Rival Consoles
Overflow
6/10
6/10
Be advised: this one is a bit different from your common-or-garden Rival Consoles record. Created to accompany a contemporary dance piece from Alexander Whitley, Overflow is a record that attempts to dissect the “human and emotional consequences” of life surrounded by data.
Thus motivated, both the dance production and its soundtrack work to make sense of the coal face of digital marketing, unravelling the tangled relationship between social media and the advertising and political compacts that aim to exploit data for profit and personal gain.

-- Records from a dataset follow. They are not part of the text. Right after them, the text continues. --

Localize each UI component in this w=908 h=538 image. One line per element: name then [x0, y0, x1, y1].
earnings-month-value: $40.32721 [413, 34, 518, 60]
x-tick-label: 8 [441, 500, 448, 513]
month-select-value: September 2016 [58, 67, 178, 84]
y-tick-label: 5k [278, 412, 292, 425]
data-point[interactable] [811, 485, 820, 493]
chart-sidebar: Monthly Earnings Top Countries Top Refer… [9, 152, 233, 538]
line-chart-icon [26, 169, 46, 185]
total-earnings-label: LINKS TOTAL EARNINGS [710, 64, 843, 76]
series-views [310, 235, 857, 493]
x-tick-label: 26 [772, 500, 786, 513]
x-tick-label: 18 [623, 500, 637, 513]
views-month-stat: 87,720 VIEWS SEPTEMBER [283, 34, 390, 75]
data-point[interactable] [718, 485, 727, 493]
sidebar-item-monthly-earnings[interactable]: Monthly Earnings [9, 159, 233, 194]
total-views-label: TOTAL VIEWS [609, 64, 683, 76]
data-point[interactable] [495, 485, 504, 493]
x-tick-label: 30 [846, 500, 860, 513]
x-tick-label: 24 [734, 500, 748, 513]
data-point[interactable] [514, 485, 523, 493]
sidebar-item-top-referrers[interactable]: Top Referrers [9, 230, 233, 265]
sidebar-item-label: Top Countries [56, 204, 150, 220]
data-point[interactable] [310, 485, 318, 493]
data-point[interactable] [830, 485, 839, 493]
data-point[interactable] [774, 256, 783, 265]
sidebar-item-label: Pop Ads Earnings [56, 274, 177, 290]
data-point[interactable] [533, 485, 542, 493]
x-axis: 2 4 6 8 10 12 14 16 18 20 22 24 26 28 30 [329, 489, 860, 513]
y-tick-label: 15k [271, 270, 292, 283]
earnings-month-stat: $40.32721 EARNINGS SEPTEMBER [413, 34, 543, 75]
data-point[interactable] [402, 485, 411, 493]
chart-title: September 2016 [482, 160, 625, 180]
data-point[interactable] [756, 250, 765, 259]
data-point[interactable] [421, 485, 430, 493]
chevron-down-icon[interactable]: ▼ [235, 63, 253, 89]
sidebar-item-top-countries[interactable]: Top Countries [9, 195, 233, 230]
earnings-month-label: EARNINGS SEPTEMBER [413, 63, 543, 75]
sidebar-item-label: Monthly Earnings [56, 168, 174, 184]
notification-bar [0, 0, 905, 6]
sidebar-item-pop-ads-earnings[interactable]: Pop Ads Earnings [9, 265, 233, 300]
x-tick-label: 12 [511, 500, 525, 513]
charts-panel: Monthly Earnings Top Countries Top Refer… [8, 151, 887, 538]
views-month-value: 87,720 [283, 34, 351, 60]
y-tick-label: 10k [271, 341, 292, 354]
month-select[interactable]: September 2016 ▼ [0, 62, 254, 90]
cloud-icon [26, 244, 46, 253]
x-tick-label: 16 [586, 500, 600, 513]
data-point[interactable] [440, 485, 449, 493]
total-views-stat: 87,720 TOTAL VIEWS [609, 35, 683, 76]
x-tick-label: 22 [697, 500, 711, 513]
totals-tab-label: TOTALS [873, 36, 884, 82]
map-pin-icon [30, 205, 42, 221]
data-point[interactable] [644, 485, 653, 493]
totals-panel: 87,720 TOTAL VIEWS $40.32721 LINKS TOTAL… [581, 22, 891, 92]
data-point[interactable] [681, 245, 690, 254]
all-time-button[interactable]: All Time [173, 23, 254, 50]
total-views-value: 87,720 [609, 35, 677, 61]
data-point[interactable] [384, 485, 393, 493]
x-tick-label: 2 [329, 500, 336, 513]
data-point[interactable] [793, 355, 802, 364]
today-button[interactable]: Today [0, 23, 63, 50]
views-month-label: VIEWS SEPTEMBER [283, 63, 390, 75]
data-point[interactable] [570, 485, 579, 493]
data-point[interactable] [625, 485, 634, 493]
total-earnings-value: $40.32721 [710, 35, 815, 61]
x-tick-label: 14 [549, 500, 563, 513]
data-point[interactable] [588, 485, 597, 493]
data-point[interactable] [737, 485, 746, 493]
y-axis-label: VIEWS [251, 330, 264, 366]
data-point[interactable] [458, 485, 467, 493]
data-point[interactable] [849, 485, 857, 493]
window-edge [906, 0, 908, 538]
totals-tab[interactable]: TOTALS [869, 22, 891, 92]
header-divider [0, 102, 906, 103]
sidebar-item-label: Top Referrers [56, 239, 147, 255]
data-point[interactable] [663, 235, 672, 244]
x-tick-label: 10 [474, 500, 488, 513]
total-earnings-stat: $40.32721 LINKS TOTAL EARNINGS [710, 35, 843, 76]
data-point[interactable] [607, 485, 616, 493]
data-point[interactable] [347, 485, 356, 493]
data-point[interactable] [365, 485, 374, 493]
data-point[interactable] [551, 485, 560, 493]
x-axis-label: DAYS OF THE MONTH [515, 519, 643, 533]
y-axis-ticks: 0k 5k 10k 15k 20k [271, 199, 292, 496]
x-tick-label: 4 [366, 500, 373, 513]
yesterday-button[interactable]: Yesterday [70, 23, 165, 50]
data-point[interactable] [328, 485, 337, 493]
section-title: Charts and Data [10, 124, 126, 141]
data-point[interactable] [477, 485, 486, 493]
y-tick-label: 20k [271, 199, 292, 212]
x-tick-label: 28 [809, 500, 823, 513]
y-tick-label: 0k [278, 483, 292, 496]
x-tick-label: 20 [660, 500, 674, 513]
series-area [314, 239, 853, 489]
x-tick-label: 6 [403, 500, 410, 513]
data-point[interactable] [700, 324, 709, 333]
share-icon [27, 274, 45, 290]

Musically speaking, this new collection of tracks sit somewhere between the dense soundscapes of last year’s Articulation and the more melodic portions of 2018’s acclaimed Persona. The need to keep the beat gives the record an unerring sense of direction, and within the motorik-like rhythms, these songs pulsate with barely contained paranoia. Butted up against the more dancefloor-friendly jams, the approach gives an unnerving edge to the album, even as the music reaches euphoria. ‘Pulses of Information’ is definitely the album standout, and its dark, almost Balearic trance is a work of nail-biting tension.
All in all, Overflow is a pretty solid grist to the mill as far as Rival Consoles records go. There are interesting moments on here, and the dense subject matter definitely adds a lot of emotional heft. However, you can’t get away from the fact that this is half of a whole, and without the performance portion, this always feels like a portion of the story rather than an entire statement.